Da diversi mesi ho problemi con la batteria del mio iPhone 5.
Anche se l’icona della batteria mi segnala una disponibilità ancora del 30%, a volte, il telefono mi si spegne improvvisamente. Completamente scarico.

Vengo informato che ad Agosto 2014 la Apple ha fatto un’azione di richiamo: ci sono alcuni iPhone che hanno problemi con la batteria.

Apple estende all’Europa il piano di sostituzione degli iPhone 5 con batteria difettosa: sarà disponibile nel Vecchio Continente a partire dal 29 agosto.

“Ok” – mi sono detto
“Proviamo a vedere se anche il mio…”

Così sono andato sul sito ufficiale della Apple e, compilando un form online con il numero seriale, scopro (non so se dire con gioia o meno) che:

“Cavolo, lo sapevo” – pensai, inutilmente speranzoso.

Così ho chiamato il servizio assistenza della Apple che mi ha invitato ad andare in un loro Apple store. Prendo così appuntamento per sabato mattina alle 11.30.

Gli Apple Store a Milano sono o a Carugate o a Rozzano. Per una qualche decisione strategica a me sconosciuta, invece che essere comodamente raggiungibili, che ne so, con la metropolitana in centro città, sono confinati, nei peggio centri commerciali, imballati di gente che, soprattutto di sabato mattina, ti fanno sentire parecchio “sfortunato” e fuori luogo.

Morale: entro nell’Apple store (a quell’ora, una bolgia umana di gente).
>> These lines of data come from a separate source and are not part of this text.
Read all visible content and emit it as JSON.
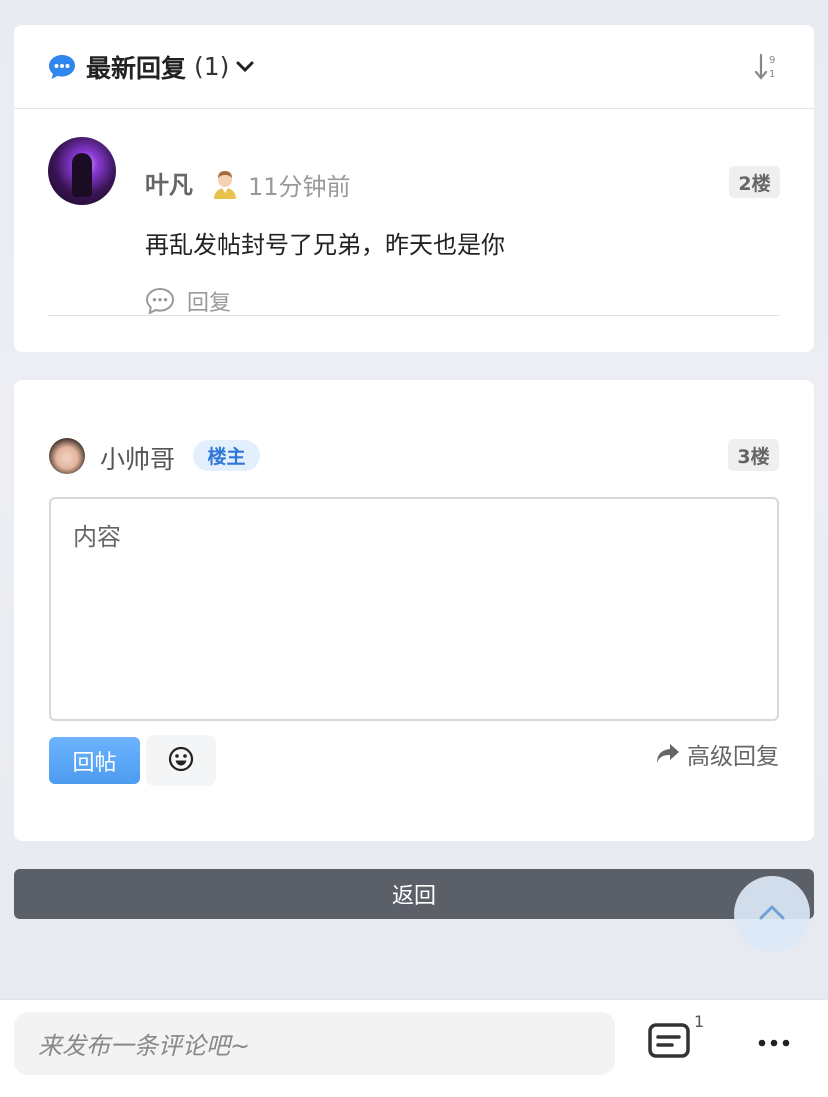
{
  "replies": {
    "title": "最新回复",
    "count": "(1)",
    "items": [
      {
        "author": "叶凡",
        "time": "11分钟前",
        "floor": "2楼",
        "content": "再乱发帖封号了兄弟，昨天也是你",
        "reply_label": "回复"
      }
    ]
  },
  "compose": {
    "username": "小帅哥",
    "owner_badge": "楼主",
    "floor": "3楼",
    "placeholder": "内容",
    "post_label": "回帖",
    "advanced_label": "高级回复"
  },
  "back_label": "返回",
  "bottom": {
    "comment_placeholder": "来发布一条评论吧~",
    "comment_count": "1"
  },
  "icons": {
    "header": "chat-bubble-icon",
    "sort": "sort-numeric-desc-icon",
    "reply": "comment-icon",
    "emoji": "smiley-icon",
    "advanced": "share-arrow-icon",
    "scroll_top": "chevron-up-icon",
    "comments": "comment-box-icon",
    "more": "ellipsis-icon"
  },
  "colors": {
    "accent_blue": "#4d9cf0",
    "owner_badge_bg": "#e3effd",
    "back_bar": "#5b5f68"
  }
}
Vengo accolto molto gentilmente.

Spiego il problema con la batteria.

Effettuano la diagnostica e mi dicono che la batteria tuttosommato va bene.

Poi però.. attenzione! Dalla diagnosi scoprono questo:

Testuali parole:

“Guardi, lei poteva raccontarmi e spiegarmi quello che voleva ma questo parla chiaro”
“Uhm… e cioè?”

Panic.plist, il suo iPhone ha dei gravi problemi di hardware, li vede questi due messaggi?”
“Ah, ok… e quindi?”
“Lei ha lo scontrino d’acquisto?”
“No, con me no, ma l’ho acquistato con partita IVA quindi ho la fattura di sicuro…”
“Ah…con partita iva… quindi la garanzia le copre solo un anno…vediamo quando l’ha acquistato… 1 anno e 10 mesi fa”

E qui il colpo di genio della Apple.

Allora, con sole 249€ le posso dare un altro iPhone
“No guardi…”
“Allora se vuole glielo faccio valutare per comprarne uno nuovo…” (poco importa che, accanto a me, una infelice ragazza si stesse lamentando del suo nuovo iPhone 6 pieno di problemi).

Fermi tutti.

“Mi scusi. Non ce l’ho con lei ma mi segua nel ragionamento: sono venuto qui, perdendo una mattinata perchè dal sito e telefonicamente mi è stato consigliato di fare così. Ora viene fuori che la batteria è a posto ma che c’è un grave problema di hardware sul mio iPhone. Un problema quindi non causato da me, da un mio errato utilizzo, ma che sta alla base, quando l’iPhone è stato costruito e venduto. Ora, anche se sono fuori di 10 mesi dalla garanzia, l’unica soluzione è spendere 249€ per averne uno rigenerato? Si rende conto che c’è qualcosa che non va?

“Eh, mi dispiace, purtroppo questa è la Policy…

E dispiace anche a me. Viaggio da sempre con due telefoni, uno personale e uno aziendale e  qualche settimana fa mi hanno regalato un Samsung Galaxy S5.
Usando il Samsung ho scoperto un altro mondo. Meno costoso e ugualmente brillante e funzionale. Mi sono sentito un vile traditore del mondo Apple. Ora però, dopo essere stato preso in giro, col cavolo che sarò ancora un ambasciatore Apple come una volta. L’iPhone fa figo ma ti prende in giro. Costa 3 volte in più che un Samsung. Ha una assistenza virtuale e telefonica eccezionale ma, al lato pratico, bisogna solo tirare fuori dei soldi. Anche se il problema è hardware e non dipende da te.

Apple… CIAO, gestione del cliente… pessima.